KİRACININ ÖZEN VE SAYGI BORCUNA AYKIRILIĞI – ÇEKİLMEZLİK VE DERHAL FESİH
(TBK m.316; m.316/3; m.331)
Kiracı, kiralananı özenle kullanmak ve diğer sakinler ile komşulara saygı göstermek zorundadır. Bu yükümlülük ihlal edilirse kiraya veren, yazılı ihtarla en az 30 gün süre vererek aykırılığın giderilmesini isteyebilir (TBK m.316/1-2). Ancak ihlalin niteliği kiralayan açısından ilişkiyi “çekilmez” kılıyorsa —örneğin kiralanana kasten ağır zarar verilmesi, tanınacak sürenin yararsız olduğunun açık olması, yahut kiracının haksız eylemlerinin kiralayan/sakinler/komşular için katlanılamaz sonuçlar doğurması— kiraya veren süre vermeksizin derhal feshedebilir (TBK m.316/3; m.331).
Kiralananda 98 Köpeğin Barındırılması Nedeniyle Gürültü ve Koku Şikâyetleri – Açıktan Fena Kullanım:
Yargıtay 3. Hukuk Dairesi’nin 26.02.2018 tarihli, 2017/9161 E. ve 2018/1613 K. sayılı kararında: Kiralananda 98 köpeğin barındırılması nedeniyle gürültü ve koku şikâyetlerinin hem kiralayanı hem de komşuları rahatsız ettiği, bu nedenle sözleşmenin feshi koşullarının oluştuğu kabul edilmiştir. Kararda şu ifade yer almıştır:
“TBK’nun 316/son maddesinde düzenlenen açıktan fena kullanma nedeniyle tahliye şartlarının gerçekleşmesi için kiracının ve onunla birlikte hareket edenlerin davranışlarının kiraya veren ya da komşular için çekilmez bir hale gelmesi yeterlidir.”

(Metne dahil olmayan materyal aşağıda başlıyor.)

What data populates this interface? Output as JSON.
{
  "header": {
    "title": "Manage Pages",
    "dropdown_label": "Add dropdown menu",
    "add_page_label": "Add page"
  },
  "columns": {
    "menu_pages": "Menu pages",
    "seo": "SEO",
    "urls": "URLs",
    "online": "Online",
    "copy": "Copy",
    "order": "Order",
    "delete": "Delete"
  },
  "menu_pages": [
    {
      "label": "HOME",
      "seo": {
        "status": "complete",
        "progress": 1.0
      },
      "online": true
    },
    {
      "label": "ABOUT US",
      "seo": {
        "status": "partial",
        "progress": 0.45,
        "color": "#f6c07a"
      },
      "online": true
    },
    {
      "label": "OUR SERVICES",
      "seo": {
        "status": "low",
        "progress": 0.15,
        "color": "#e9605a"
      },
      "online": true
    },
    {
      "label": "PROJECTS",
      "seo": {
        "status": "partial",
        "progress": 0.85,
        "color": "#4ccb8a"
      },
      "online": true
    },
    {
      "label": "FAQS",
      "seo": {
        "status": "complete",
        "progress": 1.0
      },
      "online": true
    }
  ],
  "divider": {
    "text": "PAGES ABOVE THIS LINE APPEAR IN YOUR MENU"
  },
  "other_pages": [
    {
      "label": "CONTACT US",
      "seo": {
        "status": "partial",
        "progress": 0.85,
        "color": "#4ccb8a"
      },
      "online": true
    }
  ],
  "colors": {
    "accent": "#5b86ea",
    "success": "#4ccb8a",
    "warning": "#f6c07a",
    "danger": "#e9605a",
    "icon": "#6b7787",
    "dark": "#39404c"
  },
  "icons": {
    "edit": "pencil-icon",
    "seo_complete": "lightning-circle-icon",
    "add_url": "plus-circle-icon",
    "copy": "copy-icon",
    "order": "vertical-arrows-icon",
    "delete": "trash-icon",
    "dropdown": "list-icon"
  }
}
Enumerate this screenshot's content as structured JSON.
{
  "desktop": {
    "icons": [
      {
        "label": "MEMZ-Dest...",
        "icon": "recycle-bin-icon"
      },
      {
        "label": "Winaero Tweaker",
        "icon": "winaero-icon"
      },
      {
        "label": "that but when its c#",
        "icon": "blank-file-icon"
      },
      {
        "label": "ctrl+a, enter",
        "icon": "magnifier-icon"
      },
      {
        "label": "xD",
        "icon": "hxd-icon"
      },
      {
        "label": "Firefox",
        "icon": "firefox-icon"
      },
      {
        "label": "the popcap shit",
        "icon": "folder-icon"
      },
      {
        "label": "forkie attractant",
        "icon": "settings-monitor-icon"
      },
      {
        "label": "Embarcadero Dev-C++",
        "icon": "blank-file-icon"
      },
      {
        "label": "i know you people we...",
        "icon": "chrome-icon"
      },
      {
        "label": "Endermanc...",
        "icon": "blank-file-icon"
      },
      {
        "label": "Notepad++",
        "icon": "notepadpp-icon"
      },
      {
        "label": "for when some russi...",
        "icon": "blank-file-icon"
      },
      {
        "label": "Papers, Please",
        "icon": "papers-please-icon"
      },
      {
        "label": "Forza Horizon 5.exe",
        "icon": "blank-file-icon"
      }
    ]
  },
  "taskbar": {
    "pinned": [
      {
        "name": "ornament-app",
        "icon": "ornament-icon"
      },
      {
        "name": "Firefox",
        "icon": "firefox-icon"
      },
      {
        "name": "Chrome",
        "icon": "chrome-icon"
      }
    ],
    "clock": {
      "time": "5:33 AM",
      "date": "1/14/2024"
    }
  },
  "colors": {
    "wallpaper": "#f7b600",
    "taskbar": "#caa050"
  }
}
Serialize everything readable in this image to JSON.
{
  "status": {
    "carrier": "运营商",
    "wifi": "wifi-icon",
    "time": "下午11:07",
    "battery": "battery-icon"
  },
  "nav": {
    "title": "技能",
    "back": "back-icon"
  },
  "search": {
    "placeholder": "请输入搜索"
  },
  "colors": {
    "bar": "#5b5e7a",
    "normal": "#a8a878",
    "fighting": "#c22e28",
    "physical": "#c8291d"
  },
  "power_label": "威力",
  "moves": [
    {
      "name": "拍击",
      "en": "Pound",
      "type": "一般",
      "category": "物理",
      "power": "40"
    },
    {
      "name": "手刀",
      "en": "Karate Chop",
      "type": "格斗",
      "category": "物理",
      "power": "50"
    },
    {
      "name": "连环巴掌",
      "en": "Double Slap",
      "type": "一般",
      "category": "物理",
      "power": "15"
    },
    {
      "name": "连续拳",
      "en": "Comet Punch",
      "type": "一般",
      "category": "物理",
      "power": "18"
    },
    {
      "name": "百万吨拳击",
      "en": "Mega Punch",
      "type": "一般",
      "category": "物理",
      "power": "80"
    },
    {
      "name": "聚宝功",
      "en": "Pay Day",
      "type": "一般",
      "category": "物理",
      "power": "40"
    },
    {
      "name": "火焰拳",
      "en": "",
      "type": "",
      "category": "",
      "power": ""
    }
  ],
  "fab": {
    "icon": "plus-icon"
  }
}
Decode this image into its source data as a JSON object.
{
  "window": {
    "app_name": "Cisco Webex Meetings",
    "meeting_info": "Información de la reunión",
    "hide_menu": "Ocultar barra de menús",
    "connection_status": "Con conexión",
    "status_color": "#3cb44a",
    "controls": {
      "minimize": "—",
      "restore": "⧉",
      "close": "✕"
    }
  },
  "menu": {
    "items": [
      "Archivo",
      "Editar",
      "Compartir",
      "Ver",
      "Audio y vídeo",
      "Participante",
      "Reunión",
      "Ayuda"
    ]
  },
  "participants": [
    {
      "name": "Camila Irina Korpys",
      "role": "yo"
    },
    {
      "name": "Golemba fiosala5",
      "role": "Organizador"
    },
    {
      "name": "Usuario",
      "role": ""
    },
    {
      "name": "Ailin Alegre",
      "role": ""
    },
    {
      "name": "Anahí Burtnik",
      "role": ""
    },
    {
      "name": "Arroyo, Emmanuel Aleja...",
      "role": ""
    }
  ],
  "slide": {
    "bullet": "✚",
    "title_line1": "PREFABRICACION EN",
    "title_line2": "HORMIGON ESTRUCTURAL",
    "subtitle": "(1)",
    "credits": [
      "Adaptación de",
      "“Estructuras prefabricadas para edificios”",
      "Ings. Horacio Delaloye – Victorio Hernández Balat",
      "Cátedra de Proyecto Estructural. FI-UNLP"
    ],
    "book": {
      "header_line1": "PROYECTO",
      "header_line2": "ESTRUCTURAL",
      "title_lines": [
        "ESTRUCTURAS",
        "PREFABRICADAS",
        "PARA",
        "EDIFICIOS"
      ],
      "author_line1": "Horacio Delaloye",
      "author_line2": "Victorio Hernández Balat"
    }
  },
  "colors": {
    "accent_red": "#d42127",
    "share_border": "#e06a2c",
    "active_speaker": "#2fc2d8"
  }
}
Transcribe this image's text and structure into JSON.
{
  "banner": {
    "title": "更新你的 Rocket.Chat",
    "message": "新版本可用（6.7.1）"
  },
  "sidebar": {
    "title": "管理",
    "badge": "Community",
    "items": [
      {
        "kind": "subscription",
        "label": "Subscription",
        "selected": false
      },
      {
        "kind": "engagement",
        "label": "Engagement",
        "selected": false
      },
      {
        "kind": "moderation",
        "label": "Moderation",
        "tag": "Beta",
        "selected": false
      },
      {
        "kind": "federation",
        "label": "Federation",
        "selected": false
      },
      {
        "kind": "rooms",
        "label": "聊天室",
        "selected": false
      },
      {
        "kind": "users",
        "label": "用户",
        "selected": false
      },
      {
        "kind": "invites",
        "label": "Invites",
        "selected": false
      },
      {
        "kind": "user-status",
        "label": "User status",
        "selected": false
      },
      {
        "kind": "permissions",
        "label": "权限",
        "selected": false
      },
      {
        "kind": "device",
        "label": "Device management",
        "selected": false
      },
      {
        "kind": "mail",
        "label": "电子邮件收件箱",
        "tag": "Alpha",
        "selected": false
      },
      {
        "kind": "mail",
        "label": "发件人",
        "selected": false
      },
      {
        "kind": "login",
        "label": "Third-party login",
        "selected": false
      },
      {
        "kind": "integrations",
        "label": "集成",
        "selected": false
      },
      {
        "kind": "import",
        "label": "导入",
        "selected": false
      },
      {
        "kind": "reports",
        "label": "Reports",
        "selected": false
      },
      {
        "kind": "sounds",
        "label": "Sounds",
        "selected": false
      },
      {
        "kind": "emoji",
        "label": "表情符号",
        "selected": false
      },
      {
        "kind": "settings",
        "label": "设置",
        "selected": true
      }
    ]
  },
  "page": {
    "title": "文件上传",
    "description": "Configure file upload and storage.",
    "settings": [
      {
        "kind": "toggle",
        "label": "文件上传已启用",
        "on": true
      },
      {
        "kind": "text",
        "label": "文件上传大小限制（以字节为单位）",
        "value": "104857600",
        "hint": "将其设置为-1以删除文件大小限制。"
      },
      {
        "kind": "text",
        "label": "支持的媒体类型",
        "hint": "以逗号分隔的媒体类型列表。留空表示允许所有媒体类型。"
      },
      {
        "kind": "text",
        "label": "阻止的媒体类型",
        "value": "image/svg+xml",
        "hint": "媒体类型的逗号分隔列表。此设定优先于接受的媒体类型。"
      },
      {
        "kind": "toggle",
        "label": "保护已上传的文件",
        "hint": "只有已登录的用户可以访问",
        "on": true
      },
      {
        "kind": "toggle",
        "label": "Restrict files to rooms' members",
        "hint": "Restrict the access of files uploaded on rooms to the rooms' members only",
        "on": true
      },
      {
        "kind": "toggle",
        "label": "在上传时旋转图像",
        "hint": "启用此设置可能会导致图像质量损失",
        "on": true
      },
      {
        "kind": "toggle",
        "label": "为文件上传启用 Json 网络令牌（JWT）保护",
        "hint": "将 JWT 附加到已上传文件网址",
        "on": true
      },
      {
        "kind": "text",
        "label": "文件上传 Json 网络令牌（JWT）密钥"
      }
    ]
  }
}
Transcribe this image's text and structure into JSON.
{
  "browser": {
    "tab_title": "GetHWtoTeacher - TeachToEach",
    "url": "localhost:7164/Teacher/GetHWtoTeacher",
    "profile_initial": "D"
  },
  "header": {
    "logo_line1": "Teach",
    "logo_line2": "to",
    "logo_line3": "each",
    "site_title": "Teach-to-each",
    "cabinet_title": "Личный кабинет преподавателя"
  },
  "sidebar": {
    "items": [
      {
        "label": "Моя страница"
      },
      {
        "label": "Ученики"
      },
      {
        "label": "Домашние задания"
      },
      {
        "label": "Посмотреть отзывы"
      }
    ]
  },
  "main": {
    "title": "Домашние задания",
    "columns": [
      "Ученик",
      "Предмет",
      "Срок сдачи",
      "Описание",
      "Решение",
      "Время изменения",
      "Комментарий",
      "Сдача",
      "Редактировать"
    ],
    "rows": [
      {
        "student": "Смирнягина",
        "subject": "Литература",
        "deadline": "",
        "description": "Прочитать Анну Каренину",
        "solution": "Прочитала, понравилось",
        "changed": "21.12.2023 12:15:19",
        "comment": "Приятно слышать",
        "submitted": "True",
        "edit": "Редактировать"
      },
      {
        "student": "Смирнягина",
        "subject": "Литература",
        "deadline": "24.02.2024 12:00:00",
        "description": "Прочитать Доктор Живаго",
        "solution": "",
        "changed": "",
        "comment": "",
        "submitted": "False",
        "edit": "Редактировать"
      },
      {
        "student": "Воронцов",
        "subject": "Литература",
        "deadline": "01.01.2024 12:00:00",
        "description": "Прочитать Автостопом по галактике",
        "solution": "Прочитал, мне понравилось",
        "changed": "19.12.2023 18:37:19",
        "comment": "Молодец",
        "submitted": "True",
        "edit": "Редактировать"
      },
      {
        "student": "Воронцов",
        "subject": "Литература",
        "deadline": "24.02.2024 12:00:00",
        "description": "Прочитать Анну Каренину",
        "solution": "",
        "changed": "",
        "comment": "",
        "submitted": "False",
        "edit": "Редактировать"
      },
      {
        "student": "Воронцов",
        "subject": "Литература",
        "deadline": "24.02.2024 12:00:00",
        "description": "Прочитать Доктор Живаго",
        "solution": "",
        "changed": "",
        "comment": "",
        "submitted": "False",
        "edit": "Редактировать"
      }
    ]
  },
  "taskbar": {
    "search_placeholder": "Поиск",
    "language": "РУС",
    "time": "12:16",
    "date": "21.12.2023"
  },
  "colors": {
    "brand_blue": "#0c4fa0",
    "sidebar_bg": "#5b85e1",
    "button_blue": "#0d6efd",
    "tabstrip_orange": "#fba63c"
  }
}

Kiracının Kiraya Verene Hakaret ve İftira Suçlarından Ceza Yargılamasına Konu Olması-Çekilmezlik:
Yargıtay 6. Hukuk Dairesi’nin 23.12.2021 tarihli, 2017/1770 E. ve 2021/1738 K. sayılı kararında: tarafların karşılıklı olarak hakaret, iftira ve yaralama iddialarıyla birbirleri hakkında ceza şikâyetinde bulunmaları ve bu nedenle ceza mahkemelerinde yargılama yapılması, kira ilişkisinin kiraya veren açısından çekilmez hâle geldiği şeklinde değerlendirilmiştir. Kararda şu ifade yer almıştır:
“Bu durumda, davacı ve davalının birbirleri hakkında şikâyette bulundukları, haklarında ceza mahkemelerinde yargılamalar yapıldığı, böylelikle kira ilişkisinin kiraya veren bakımından çekilmez hâle geldiği anlaşılmakla TBK’nın 316/3. maddesindeki şartların oluştuğu kabul edilerek davanın kabulüne karar verilmesi gerekir.”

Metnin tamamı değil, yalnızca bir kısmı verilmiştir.